Ford also contends that the fact that certain memoranda in his file were undated raises serious questions of misrepresentation to the Governor of Pennsylvania. This may be true. But the undated memoranda do not establish obdurate behavior on the part of the Government in failing to release them to Ford.

Ford maintains that a certain statement made by Reverend Watson Edward Grove, that someone had a paper he signed notarized out of his presence, should have been revealed to Ford when he made his request pursuant to the Freedom of Information Act. Ford eventually received the information as a result of this lawsuit. The Court is not determining whether or not the refusal to divulge this information was proper under the Freedom of Information Act, but whether it was obdurate or recalcitrant. This data is contained in a paragraph which was deleted from the copy of Grove’s statement initially given to Ford because it contained Grove’s name and Colonel Rock’s name. There is nothing to indicate that the Government deliberately withheld the fact that a document was notarized outside of the presence of the individual who signed it.

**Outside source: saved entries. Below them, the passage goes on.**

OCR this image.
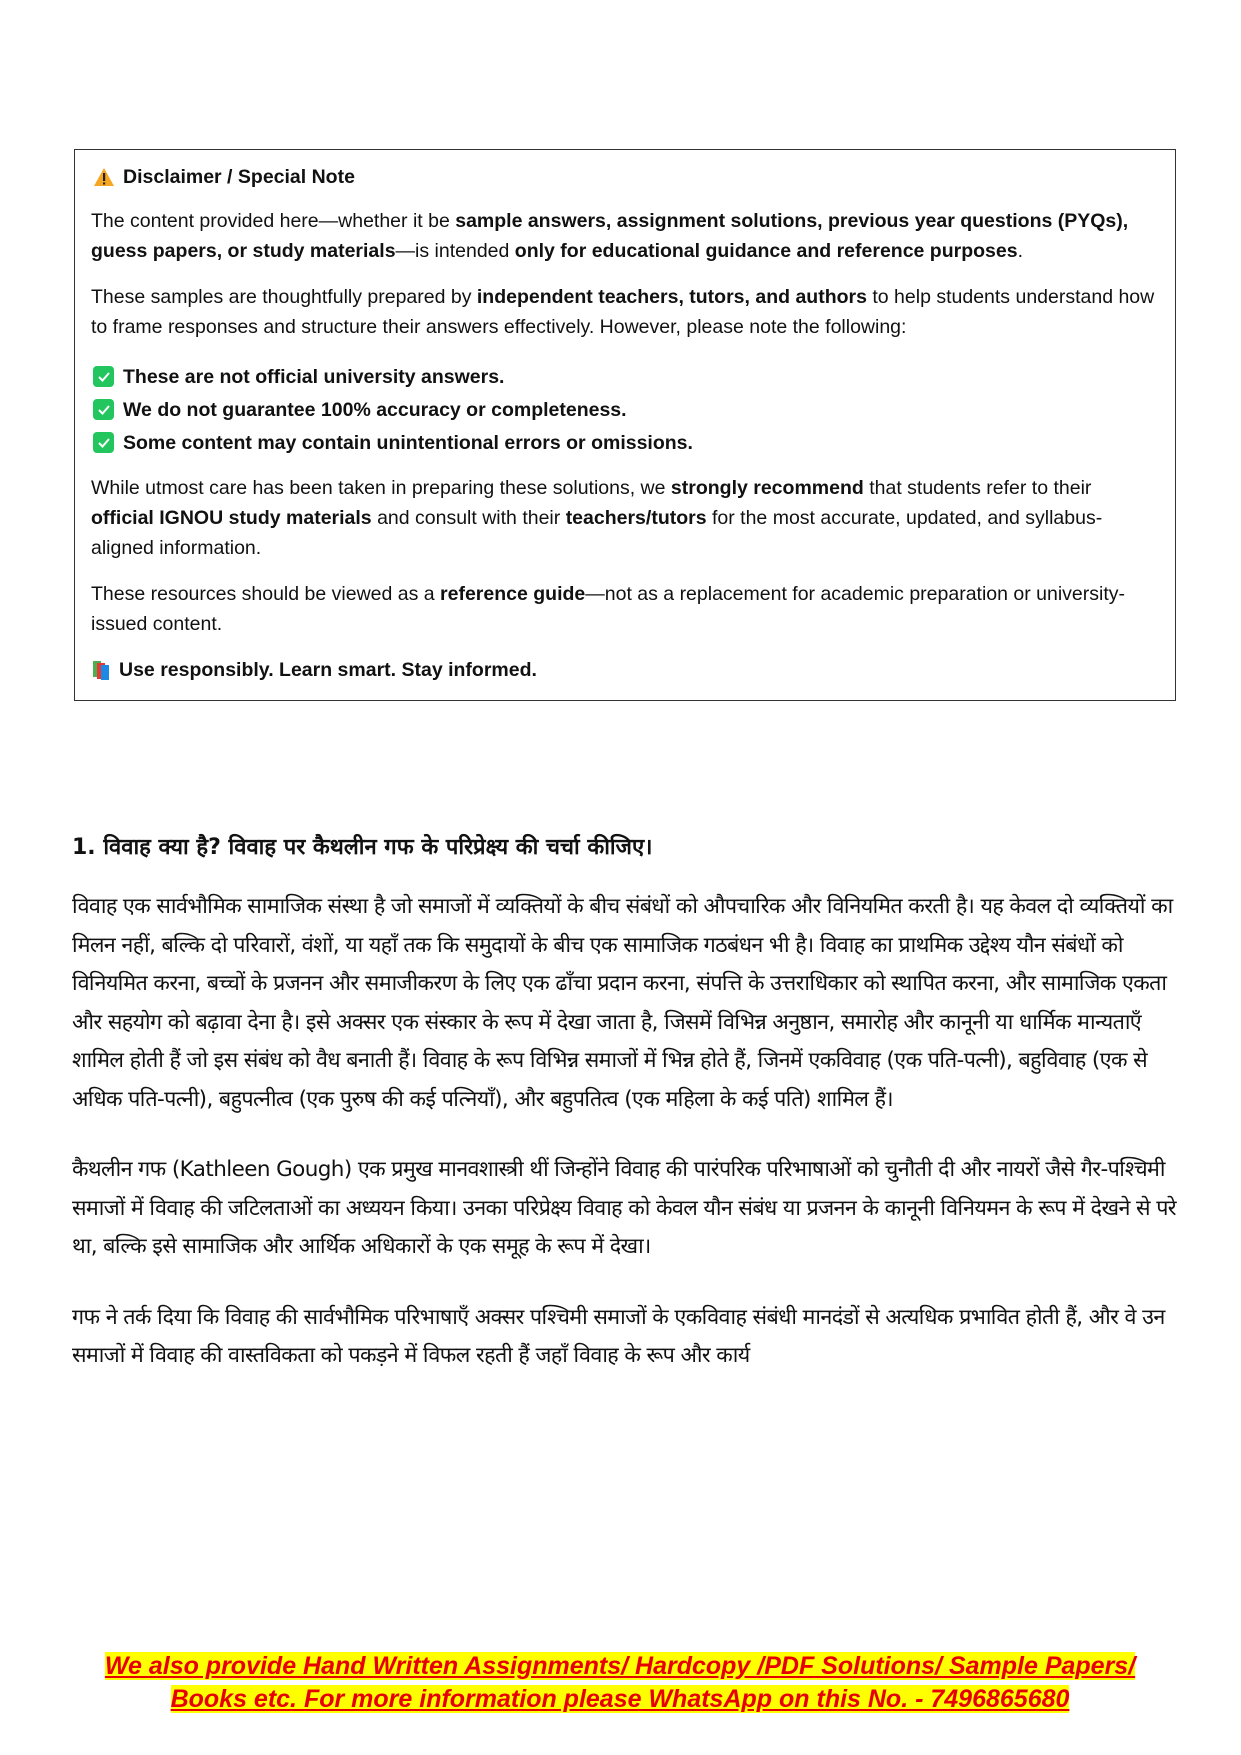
Disclaimer / Special Note

The content provided here—whether it be sample answers, assignment solutions, previous year questions (PYQs), guess papers, or study materials—is intended only for educational guidance and reference purposes.

These samples are thoughtfully prepared by independent teachers, tutors, and authors to help students understand how to frame responses and structure their answers effectively. However, please note the following:

These are not official university answers.
We do not guarantee 100% accuracy or completeness.
Some content may contain unintentional errors or omissions.

While utmost care has been taken in preparing these solutions, we strongly recommend that students refer to their official IGNOU study materials and consult with their teachers/tutors for the most accurate, updated, and syllabus-aligned information.

These resources should be viewed as a reference guide—not as a replacement for academic preparation or university-issued content.

Use responsibly. Learn smart. Stay informed.

1. विवाह क्या है? विवाह पर कैथलीन गफ के परिप्रेक्ष्य की चर्चा कीजिए।

विवाह एक सार्वभौमिक सामाजिक संस्था है जो समाजों में व्यक्तियों के बीच संबंधों को औपचारिक और विनियमित करती है। यह केवल दो व्यक्तियों का मिलन नहीं, बल्कि दो परिवारों, वंशों, या यहाँ तक कि समुदायों के बीच एक सामाजिक गठबंधन भी है। विवाह का प्राथमिक उद्देश्य यौन संबंधों को विनियमित करना, बच्चों के प्रजनन और समाजीकरण के लिए एक ढाँचा प्रदान करना, संपत्ति के उत्तराधिकार को स्थापित करना, और सामाजिक एकता और सहयोग को बढ़ावा देना है। इसे अक्सर एक संस्कार के रूप में देखा जाता है, जिसमें विभिन्न अनुष्ठान, समारोह और कानूनी या धार्मिक मान्यताएँ शामिल होती हैं जो इस संबंध को वैध बनाती हैं। विवाह के रूप विभिन्न समाजों में भिन्न होते हैं, जिनमें एकविवाह (एक पति-पत्नी), बहुविवाह (एक से अधिक पति-पत्नी), बहुपत्नीत्व (एक पुरुष की कई पत्नियाँ), और बहुपतित्व (एक महिला के कई पति) शामिल हैं।

कैथलीन गफ (Kathleen Gough) एक प्रमुख मानवशास्त्री थीं जिन्होंने विवाह की पारंपरिक परिभाषाओं को चुनौती दी और नायरों जैसे गैर-पश्चिमी समाजों में विवाह की जटिलताओं का अध्ययन किया। उनका परिप्रेक्ष्य विवाह को केवल यौन संबंध या प्रजनन के कानूनी विनियमन के रूप में देखने से परे था, बल्कि इसे सामाजिक और आर्थिक अधिकारों के एक समूह के रूप में देखा।

गफ ने तर्क दिया कि विवाह की सार्वभौमिक परिभाषाएँ अक्सर पश्चिमी समाजों के एकविवाह संबंधी मानदंडों से अत्यधिक प्रभावित होती हैं, और वे उन समाजों में विवाह की वास्तविकता को पकड़ने में विफल रहती हैं जहाँ विवाह के रूप और कार्य

We also provide Hand Written Assignments/ Hardcopy /PDF Solutions/ Sample Papers/
Books etc. For more information please WhatsApp on this No. - 7496865680
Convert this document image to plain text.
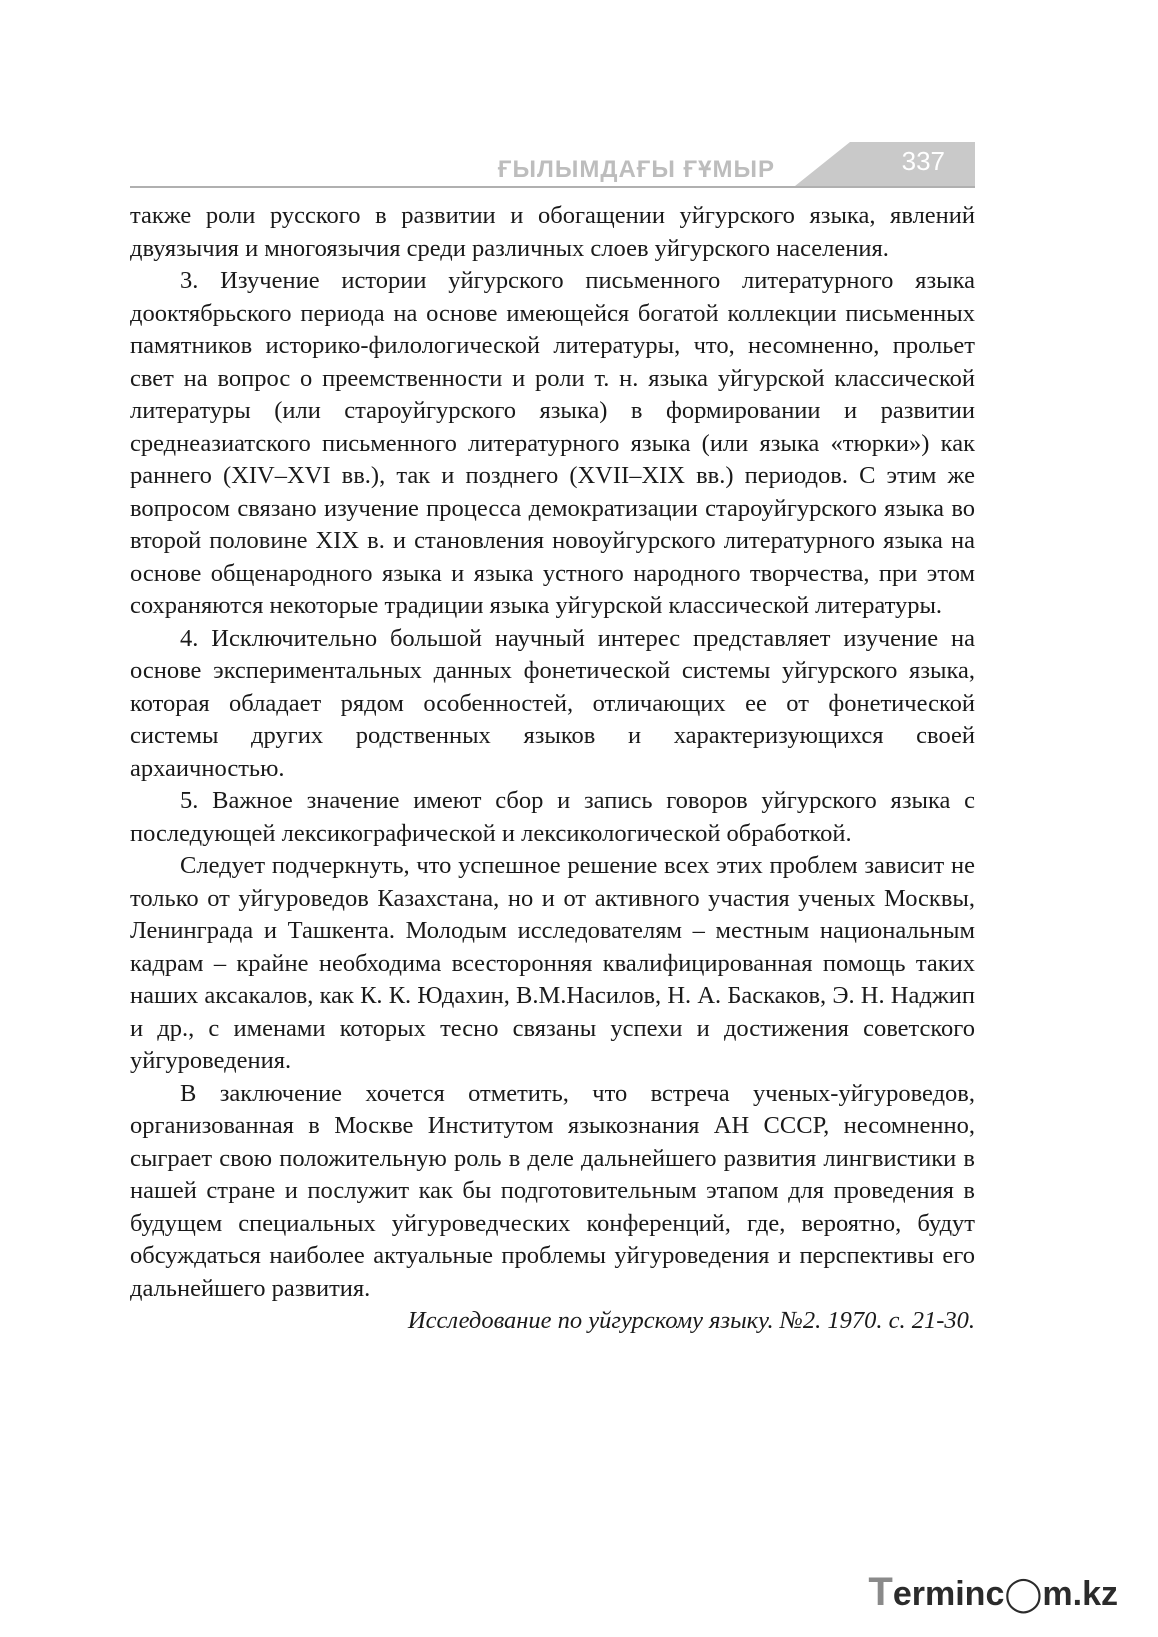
ҒЫЛЫМДАҒЫ ҒҰМЫР	337

также роли русского в развитии и обогащении уйгурского языка, явлений двуязычия и многоязычия среди различных слоев уйгурского населения.

3. Изучение истории уйгурского письменного литературного языка дооктябрьского периода на основе имеющейся богатой коллекции письменных памятников историко-филологической литературы, что, несомненно, прольет свет на вопрос о преемственности и роли т. н. языка уйгурской классической литературы (или староуйгурского языка) в формировании и развитии среднеазиатского письменного литературного языка (или языка «тюрки») как раннего (XIV–XVI вв.), так и позднего (XVII–XIX вв.) периодов. С этим же вопросом связано изучение процесса демократизации староуйгурского языка во второй половине XIX в. и становления новоуйгурского литературного языка на основе общенародного языка и языка устного народного творчества, при этом сохраняются некоторые традиции языка уйгурской классической литературы.

4. Исключительно большой научный интерес представляет изучение на основе экспериментальных данных фонетической системы уйгурского языка, которая обладает рядом особенностей, отличающих ее от фонетической системы других родственных языков и характеризующихся своей архаичностью.

5. Важное значение имеют сбор и запись говоров уйгурского языка с последующей лексикографической и лексикологической обработкой.

Следует подчеркнуть, что успешное решение всех этих проблем зависит не только от уйгуроведов Казахстана, но и от активного участия ученых Москвы, Ленинграда и Ташкента. Молодым исследователям – местным национальным кадрам – крайне необходима всесторонняя квалифицированная помощь таких наших аксакалов, как К. К. Юдахин, В.М.Насилов, Н. А. Баскаков, Э. Н. Наджип и др., с именами которых тесно связаны успехи и достижения советского уйгуроведения.

В заключение хочется отметить, что встреча ученых-уйгуроведов, организованная в Москве Институтом языкознания АН СССР, несомненно, сыграет свою положительную роль в деле дальнейшего развития лингвистики в нашей стране и послужит как бы подготовительным этапом для проведения в будущем специальных уйгуроведческих конференций, где, вероятно, будут обсуждаться наиболее актуальные проблемы уйгуроведения и перспективы его дальнейшего развития.

Исследование по уйгурскому языку. №2. 1970. с. 21-30.

Terminc◯m.kz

Ford contends that a letter given to him by the Government after the commencement of this action omitted the letter “N” intentionally to conceal that the letter had come from Representative Shuster’s office solely for the purpose of destroying Ford’s candidacy against him. Ford has not proven that the Government deliberately deleted the letter “N”.

In the light of the foregoing, Ford’s motion for attorney’s fees and costs is denied.

An appropriate order will be entered.